On 7/27/2011 10:55 PM, Chris Hostetter wrote:
: With your solution, RECORD 1 does appear at the top but I think thats just
: blind luck more than anything else because RECORD 3 shows as having the same
: score. So what more can I do to push RECORD 1 up to the top. Ideally, I'd
: like all three records returned with RECORD 1 being the first listing.
with omitNorms RECORD1 and RECORD3 have the same score because only the
tf() matters, and both docs contain the term "frank" exactly twice.

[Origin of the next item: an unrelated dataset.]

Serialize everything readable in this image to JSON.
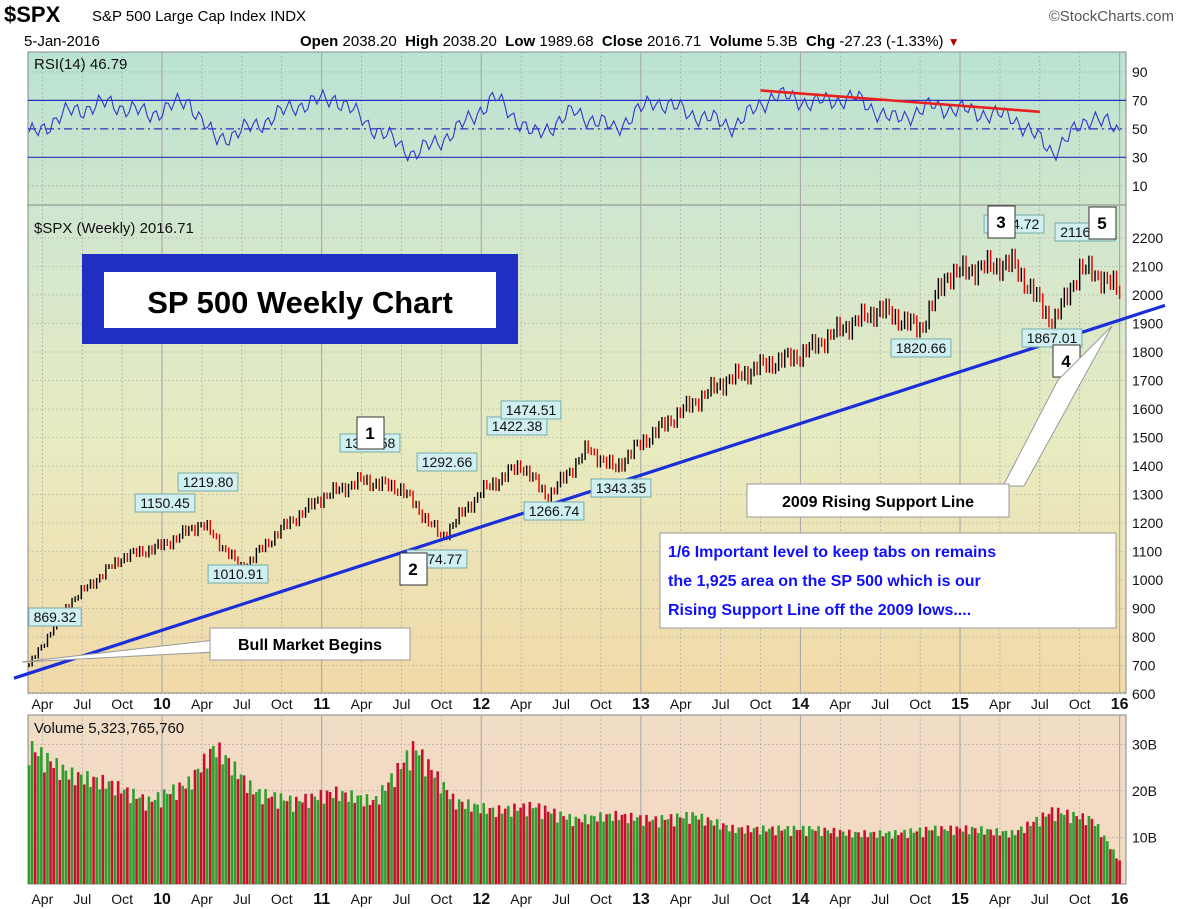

the reason RECORD1 isn't scoring higher even though it contains (as you
put it "matchings 'Fred' exactly" is that from a term perspective, RECORD1
doesn't actually match "myname:Fred" exactly, because there are in fact
other terms in that field because it's multivalued.
one way to indicate that you (only* want documents where entire field
values to match your input (ie: RECORD1 but no other records) would be to
use a StrField instead of a TextField or an analyzer that doesn't split up
tokens (lie: something using KeywordTokenizer). that way a query on
myname:Frank would not match a document where you had indexed the value
"Frank Stalone" by a query for myname:"Frank Stalone" would.
in your case, you don't want *only* the exact field value matches, but you
want them boosted, so you could do something like copyField "myname" into
"myname_str" and then do...
q=+myname:Frank myname_str:"Frank"^100
...in which case a match on "myname" is required, but a match on
"myname_str" will greatly increase the score.
dismax (and edismax) are really designed for situations like this...
defType=dismax& qf=myname& pf=myname_str^100& q=Frank
-Hoss